Figure 2. Anti-inflammatory activities of PVAX nanoparticles (A) Triceps surae muscles. (B) Achilles tendons. *p<0.05, **p<0.01. (Kim G. et al. Theranotics. 2017.)
Additionally, Western blot assays were used to test for proteins related to cell apoptosis. Contusion lead to up-regulation of Bax and down-regulation of Bcl-2 which is a phenotype associated with apoptosis. Injection of PVAX nanoparticles suppressed the contusion-mediated apoptosis, evidenced by the up-regulation of pro-caspase-3 and Bcl-2 and down-regulation of Bax. PVAX nanoparticles also reduced production of apoptotic proteins in injured Achilles tendons. These results are significant because Inhibition of caspase mediated apoptosis restores muscle function (Vollmar B. et al. Apoptosis. 2012). The Western plots showing these results can be seen in panels A and C of figure 3.
Figure 3. Anti-apoptotic activities of PVAX nanoparticles. (A) Effects of PVAX nanoparticles on the expression of apoptosis-related proteins in triceps surae muscles. (B) Quantification of apoptosis-related proteins in triceps surae muscles. (C) Effects of PVAX nanoparticles on the expression of apoptosis-related proteins in Achilles tendons. (D) Quantification of apoptosis-related proteins in Achilles tendons. *p<0.05, **p<0.01. (Kim G. et al.

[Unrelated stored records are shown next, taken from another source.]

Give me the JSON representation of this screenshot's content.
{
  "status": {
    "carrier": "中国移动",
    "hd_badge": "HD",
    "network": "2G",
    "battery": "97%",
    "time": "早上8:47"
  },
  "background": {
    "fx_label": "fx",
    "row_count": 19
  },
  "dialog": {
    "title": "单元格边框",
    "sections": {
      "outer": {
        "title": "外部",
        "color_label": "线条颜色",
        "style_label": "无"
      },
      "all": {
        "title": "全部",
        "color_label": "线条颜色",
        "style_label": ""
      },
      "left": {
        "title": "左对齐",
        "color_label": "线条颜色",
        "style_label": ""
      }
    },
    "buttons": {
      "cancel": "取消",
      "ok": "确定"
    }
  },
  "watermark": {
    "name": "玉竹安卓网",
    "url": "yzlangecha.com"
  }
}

Theranotics. 2017.)
Closing Thoughts
This paper gives an example of how the properties of polymers can be used in order to both improve diagnostics and as treatment. The interesting aspect here is that there was no drug imbedded in the polymer, it had the effects purely because of its structure. Something I would try to implement here is changing the shape of the PVAX nanoparticles to see if that had an effect on how it behaves. I hypothesis that changing the surface area would effect the rate of degradation into CO2 thus having an effect on the nano particles use as as contrast agent, but I don’t know how this would effect the therapeutic effects.
The application to sports here is quite useful because an injection of a nanoparticle to improve image quality would begin treatment immediately. An additional benefit, to improving ultrasonographic imaging, is that you decrease exposure to radiation that typical accompanies other ways of imaging injuries.